So moving on to the lane Change. I know some of this has been covered in darainbow's Carerra Hybrid thread, but will leave that now to his conversion progress reports.
So first a look at the circuit board.
Working Round.
Power from the rails.
Input from the deadstrip.
Comparator. I would have thought they could have fed the signal straight to to the Microcontroller A-D. Obviously some additional signal conditioning was needed.
I had first assumed this would be the 5V regulator. The 5V must come from somewhere else? Perhaps one of the diodes.
Atmel tiny26L, same as the in-car controller. J4 is again in circuit serial programming.
Finally the solenoid drive circuitry, Diode to protect against back EMF and a 3NF06L Mosfet. Quite beefy with 4 Amp continuous drive.
I decided to measure the current taken by the board on a lane change. I do not expect this to be the problem it is with SSD as the LC's are only operated when a car wants to change lanes as opposed to every time the sensor is crossed.
Here's the trace measured across a 0.1 ohm resistor. Not sure why it's so noisy. Perhaps thats why they have added the LM393 comparator.
The pulse length is as has been described. Dependant on car speed. It varies from 25mS to 200ms.
This one is a 200mS pulse, pushing the car through quite slowly. There will be a minimum speed these work at, but you will probably have stalled on the dead strip by then.
Not sure how they measure the speed. Could either be time on the deadstrip, or determined by how many ident bursts are received.
So the maths are 2 Amps for 0.2 second worst case. It is easily possible that 2 cars could cross lane changers simultaneously so perhaps 4 Amps which is significant, however as the time is 200mS worst case I do not think it will be a problem. Lessons have been learnt.

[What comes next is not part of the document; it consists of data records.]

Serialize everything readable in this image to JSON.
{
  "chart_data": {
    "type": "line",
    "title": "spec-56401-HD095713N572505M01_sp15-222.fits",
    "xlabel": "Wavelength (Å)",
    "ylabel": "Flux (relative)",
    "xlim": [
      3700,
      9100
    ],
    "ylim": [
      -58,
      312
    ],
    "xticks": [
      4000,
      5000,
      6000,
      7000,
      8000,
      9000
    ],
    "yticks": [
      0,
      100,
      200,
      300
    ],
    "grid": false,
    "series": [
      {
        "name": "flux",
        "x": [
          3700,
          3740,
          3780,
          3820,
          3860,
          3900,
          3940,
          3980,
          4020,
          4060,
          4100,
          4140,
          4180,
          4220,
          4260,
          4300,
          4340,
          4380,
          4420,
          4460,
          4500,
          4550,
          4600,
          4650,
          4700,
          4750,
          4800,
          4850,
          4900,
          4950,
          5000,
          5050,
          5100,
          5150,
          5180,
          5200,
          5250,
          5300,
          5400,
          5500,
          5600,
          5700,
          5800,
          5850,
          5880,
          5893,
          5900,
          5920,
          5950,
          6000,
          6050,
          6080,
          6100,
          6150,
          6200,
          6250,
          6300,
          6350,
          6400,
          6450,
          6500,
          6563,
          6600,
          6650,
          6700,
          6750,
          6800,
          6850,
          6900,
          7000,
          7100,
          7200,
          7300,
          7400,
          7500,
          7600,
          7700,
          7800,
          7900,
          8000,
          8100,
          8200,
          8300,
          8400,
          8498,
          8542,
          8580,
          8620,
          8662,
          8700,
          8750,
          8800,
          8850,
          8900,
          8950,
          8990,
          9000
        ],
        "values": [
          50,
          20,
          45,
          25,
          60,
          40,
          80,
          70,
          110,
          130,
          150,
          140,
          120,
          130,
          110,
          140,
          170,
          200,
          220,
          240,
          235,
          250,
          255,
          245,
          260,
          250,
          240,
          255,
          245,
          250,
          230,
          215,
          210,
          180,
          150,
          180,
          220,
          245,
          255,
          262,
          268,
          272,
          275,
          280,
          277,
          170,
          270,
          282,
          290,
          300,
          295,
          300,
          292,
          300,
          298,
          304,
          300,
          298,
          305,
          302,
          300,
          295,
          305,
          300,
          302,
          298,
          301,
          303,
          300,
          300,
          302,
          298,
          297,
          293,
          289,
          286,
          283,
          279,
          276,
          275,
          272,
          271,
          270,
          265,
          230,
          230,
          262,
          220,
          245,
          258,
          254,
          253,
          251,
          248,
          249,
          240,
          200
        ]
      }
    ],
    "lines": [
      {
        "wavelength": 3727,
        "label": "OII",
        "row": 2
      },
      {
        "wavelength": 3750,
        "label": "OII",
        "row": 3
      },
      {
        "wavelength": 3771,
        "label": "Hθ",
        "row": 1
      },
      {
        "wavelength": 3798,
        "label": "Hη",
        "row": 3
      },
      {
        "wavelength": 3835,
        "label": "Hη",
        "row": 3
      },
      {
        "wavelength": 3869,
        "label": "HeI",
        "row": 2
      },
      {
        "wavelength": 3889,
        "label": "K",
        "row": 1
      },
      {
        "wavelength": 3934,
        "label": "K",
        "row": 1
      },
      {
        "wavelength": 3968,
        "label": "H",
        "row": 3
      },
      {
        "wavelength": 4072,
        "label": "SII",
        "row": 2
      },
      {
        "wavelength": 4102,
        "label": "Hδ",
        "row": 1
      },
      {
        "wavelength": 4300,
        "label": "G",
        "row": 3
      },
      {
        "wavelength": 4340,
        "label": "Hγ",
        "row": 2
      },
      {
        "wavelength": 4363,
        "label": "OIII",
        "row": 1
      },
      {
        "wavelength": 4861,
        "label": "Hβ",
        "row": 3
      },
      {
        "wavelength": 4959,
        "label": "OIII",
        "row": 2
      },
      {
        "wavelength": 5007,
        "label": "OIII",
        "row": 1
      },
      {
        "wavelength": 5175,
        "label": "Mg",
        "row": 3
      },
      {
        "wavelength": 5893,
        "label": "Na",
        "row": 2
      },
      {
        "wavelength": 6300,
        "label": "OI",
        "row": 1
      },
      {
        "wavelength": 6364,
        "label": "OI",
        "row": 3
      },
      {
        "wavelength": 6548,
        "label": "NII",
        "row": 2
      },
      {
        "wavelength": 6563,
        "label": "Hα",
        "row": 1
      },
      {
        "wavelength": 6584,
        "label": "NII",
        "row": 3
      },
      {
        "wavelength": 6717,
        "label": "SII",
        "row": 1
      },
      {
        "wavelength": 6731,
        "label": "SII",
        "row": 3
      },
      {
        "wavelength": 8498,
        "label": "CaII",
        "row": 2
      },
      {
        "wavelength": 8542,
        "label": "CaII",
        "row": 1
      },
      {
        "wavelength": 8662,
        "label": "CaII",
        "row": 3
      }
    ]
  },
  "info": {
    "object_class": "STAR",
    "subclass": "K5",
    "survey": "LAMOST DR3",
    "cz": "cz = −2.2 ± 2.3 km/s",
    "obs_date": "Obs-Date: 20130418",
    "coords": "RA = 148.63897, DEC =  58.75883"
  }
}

Finally I think worth repeating these notes on analogue usage.
QUOTE (RichG @ 9 Dec 2006, 10:49)
<{POST_SNAPBACK}>It looks very clear that Ninco like Scaley have bussed the tracks across in the Lane Changers to improve the power distribution.

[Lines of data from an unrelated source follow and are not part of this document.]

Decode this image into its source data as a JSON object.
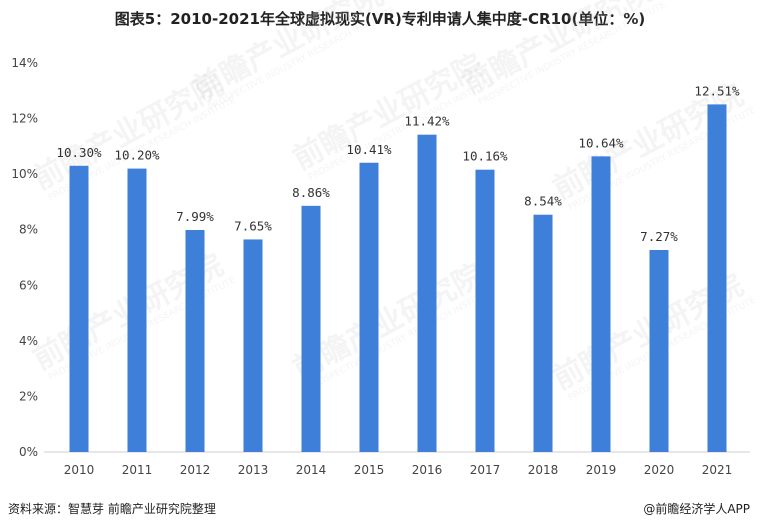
{
  "chart_data": {
    "type": "bar",
    "title": "图表5：2010-2021年全球虚拟现实(VR)专利申请人集中度-CR10(单位：%)",
    "categories": [
      "2010",
      "2011",
      "2012",
      "2013",
      "2014",
      "2015",
      "2016",
      "2017",
      "2018",
      "2019",
      "2020",
      "2021"
    ],
    "values": [
      10.3,
      10.2,
      7.99,
      7.65,
      8.86,
      10.41,
      11.42,
      10.16,
      8.54,
      10.64,
      7.27,
      12.51
    ],
    "data_labels": [
      "10.30%",
      "10.20%",
      "7.99%",
      "7.65%",
      "8.86%",
      "10.41%",
      "11.42%",
      "10.16%",
      "8.54%",
      "10.64%",
      "7.27%",
      "12.51%"
    ],
    "y_ticks": [
      "0%",
      "2%",
      "4%",
      "6%",
      "8%",
      "10%",
      "12%",
      "14%"
    ],
    "ylim": [
      0,
      14
    ],
    "xlabel": "",
    "ylabel": "",
    "bar_color": "#3e7fd9",
    "grid": false
  },
  "source": "资料来源：智慧芽 前瞻产业研究院整理",
  "brand": "@前瞻经济学人APP",
  "watermark": "前瞻产业研究院",
  "watermark_sub": "PROSPECTIVE INDUSTRY RESEARCH INSTITUTE"
}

Now I know Ninco Bob has on SCI said.
QUOTE But you MUST use the NINCO 10401 Double Power Power Base (the "Blue" one... the one that uses 2 separate power supplies) rather than the standard 10101 Powerbase that comes with every analog set, because each lane of the N-Digital lane change track sections must be independently powered when used in an analog layout.
I think as ever he is looking through his Rose Tinted Glasses.

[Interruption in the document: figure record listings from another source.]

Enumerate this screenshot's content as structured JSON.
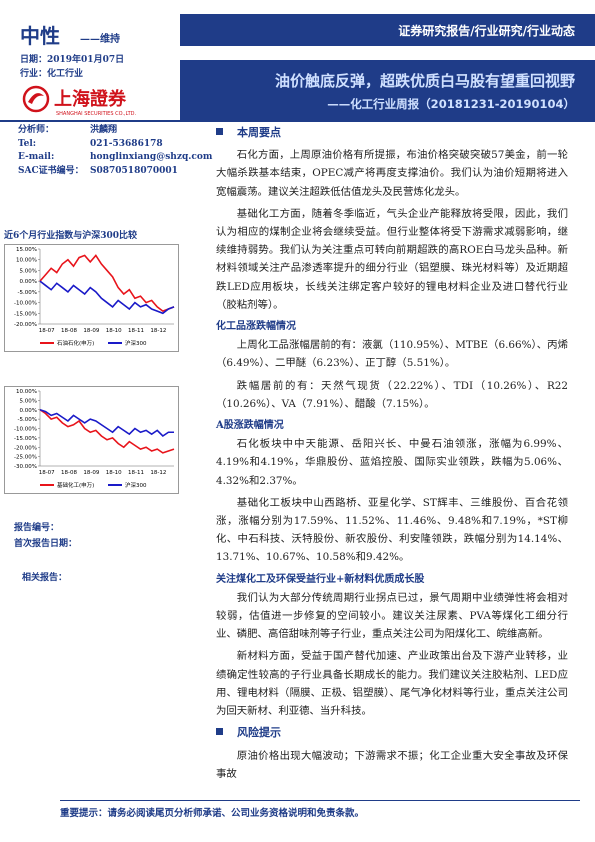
{
  "header": {
    "rating": "中性",
    "rating_change": "——维持",
    "report_type": "证券研究报告/行业研究/行业动态",
    "date": "日期：2019年01月07日",
    "industry": "行业：化工行业",
    "logo_cn": "上海證券",
    "logo_en": "SHANGHAI SECURITIES CO.,LTD.",
    "title": "油价触底反弹，超跌优质白马股有望重回视野",
    "subtitle": "——化工行业周报（20181231-20190104）"
  },
  "analyst": [
    [
      "分析师：",
      "洪麟翔"
    ],
    [
      "Tel:",
      "021-53686178"
    ],
    [
      "E-mail:",
      "honglinxiang@shzq.com"
    ],
    [
      "SAC证书编号：",
      "S0870518070001"
    ]
  ],
  "sidebar": {
    "chart_heading": "近6个月行业指数与沪深300比较",
    "report_no": "报告编号：",
    "first_date": "首次报告日期：",
    "related": "相关报告："
  },
  "charts": [
    {
      "type": "line",
      "categories": [
        "18-07",
        "18-08",
        "18-09",
        "18-10",
        "18-11",
        "18-12"
      ],
      "ylim": [
        -20,
        15
      ],
      "yticks": [
        {
          "value": 15,
          "label": "15.00%"
        },
        {
          "value": 10,
          "label": "10.00%"
        },
        {
          "value": 5,
          "label": "5.00%"
        },
        {
          "value": 0,
          "label": "0.00%"
        },
        {
          "value": -5,
          "label": "-5.00%"
        },
        {
          "value": -10,
          "label": "-10.00%"
        },
        {
          "value": -15,
          "label": "-15.00%"
        },
        {
          "value": -20,
          "label": "-20.00%"
        }
      ],
      "series": [
        {
          "name": "石油石化(申万)",
          "color": "#e8141b",
          "values": [
            0,
            3,
            6,
            4,
            8,
            10,
            7,
            11,
            12,
            9,
            12,
            8,
            5,
            2,
            -3,
            -6,
            -4,
            -8,
            -7,
            -10,
            -9,
            -12,
            -14,
            -13,
            -12
          ]
        },
        {
          "name": "沪深300",
          "color": "#1a1ac8",
          "values": [
            0,
            -2,
            -4,
            -1,
            -3,
            -5,
            -2,
            -4,
            -6,
            -3,
            -5,
            -8,
            -10,
            -12,
            -9,
            -11,
            -13,
            -10,
            -12,
            -11,
            -13,
            -14,
            -15,
            -13,
            -12
          ]
        }
      ]
    },
    {
      "type": "line",
      "categories": [
        "18-07",
        "18-08",
        "18-09",
        "18-10",
        "18-11",
        "18-12"
      ],
      "ylim": [
        -30,
        10
      ],
      "yticks": [
        {
          "value": 10,
          "label": "10.00%"
        },
        {
          "value": 5,
          "label": "5.00%"
        },
        {
          "value": 0,
          "label": "0.00%"
        },
        {
          "value": -5,
          "label": "-5.00%"
        },
        {
          "value": -10,
          "label": "-10.00%"
        },
        {
          "value": -15,
          "label": "-15.00%"
        },
        {
          "value": -20,
          "label": "-20.00%"
        },
        {
          "value": -25,
          "label": "-25.00%"
        },
        {
          "value": -30,
          "label": "-30.00%"
        }
      ],
      "series": [
        {
          "name": "基础化工(申万)",
          "color": "#e8141b",
          "values": [
            0,
            -2,
            -5,
            -4,
            -7,
            -9,
            -8,
            -6,
            -10,
            -12,
            -11,
            -14,
            -16,
            -15,
            -18,
            -20,
            -17,
            -19,
            -21,
            -20,
            -22,
            -21,
            -23,
            -22,
            -21
          ]
        },
        {
          "name": "沪深300",
          "color": "#1a1ac8",
          "values": [
            0,
            -1,
            -3,
            -2,
            -4,
            -6,
            -3,
            -5,
            -7,
            -5,
            -6,
            -8,
            -10,
            -12,
            -9,
            -11,
            -13,
            -10,
            -12,
            -11,
            -13,
            -11,
            -14,
            -12,
            -12
          ]
        }
      ]
    }
  ],
  "body": [
    {
      "section": "本周要点"
    },
    {
      "p": "石化方面，上周原油价格有所提振，布油价格突破突破57美金，前一轮大幅杀跌基本结束，OPEC减产将再度支撑油价。我们认为油价短期将进入宽幅震荡。建议关注超跌低估值龙头及民营炼化龙头。"
    },
    {
      "p": "基础化工方面，随着冬季临近，气头企业产能释放将受限，因此，我们认为相应的煤制企业将会继续受益。但行业整体将受下游需求减弱影响，继续维持弱势。我们认为关注重点可转向前期超跌的高ROE白马龙头品种。新材料领域关注产品渗透率提升的细分行业（铝塑膜、珠光材料等）及近期超跌LED应用板块，长线关注绑定客户较好的锂电材料企业及进口替代行业（胶粘剂等）。"
    },
    {
      "sub": "化工品涨跌幅情况"
    },
    {
      "p": "上周化工品涨幅居前的有：液氯（110.95%）、MTBE（6.66%）、丙烯（6.49%）、二甲醚（6.23%）、正丁醇（5.51%）。"
    },
    {
      "p": "跌幅居前的有：天然气现货（22.22%）、TDI（10.26%）、R22（10.26%）、VA（7.91%）、醋酸（7.15%）。"
    },
    {
      "sub": "A股涨跌幅情况"
    },
    {
      "p": "石化板块中中天能源、岳阳兴长、中曼石油领涨，涨幅为6.99%、4.19%和4.19%，华鼎股份、蓝焰控股、国际实业领跌，跌幅为5.06%、4.32%和2.37%。"
    },
    {
      "p": "基础化工板块中山西路桥、亚星化学、ST辉丰、三维股份、百合花领涨，涨幅分别为17.59%、11.52%、11.46%、9.48%和7.19%，*ST柳化、中石科技、沃特股份、新农股份、利安隆领跌，跌幅分别为14.14%、13.71%、10.67%、10.58%和9.42%。"
    },
    {
      "sub": "关注煤化工及环保受益行业+新材料优质成长股"
    },
    {
      "p": "我们认为大部分传统周期行业拐点已过，景气周期中业绩弹性将会相对较弱，估值进一步修复的空间较小。建议关注尿素、PVA等煤化工细分行业、磷肥、高倍甜味剂等子行业，重点关注公司为阳煤化工、皖维高新。"
    },
    {
      "p": "新材料方面，受益于国产替代加速、产业政策出台及下游产业转移，业绩确定性较高的子行业具备长期成长的能力。我们建议关注胶粘剂、LED应用、锂电材料（隔膜、正极、铝塑膜）、尾气净化材料等行业，重点关注公司为回天新材、利亚德、当升科技。"
    },
    {
      "section": "风险提示"
    },
    {
      "p": "原油价格出现大幅波动；下游需求不振；化工企业重大安全事故及环保事故"
    }
  ],
  "footer": "重要提示：请务必阅读尾页分析师承诺、公司业务资格说明和免责条款。"
}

It doesn't matter if you have one PSU or two, if the rails are joined you ain't gona have control of two cars.
So this wire will need removing, track should still be fine in Digital mode, assuming the lanes are bridged in the Powerbase track. All the other Digital specific tracks will also need checking. Pit Lane, Control Tower, Multi Lane and Digital sensor tracks.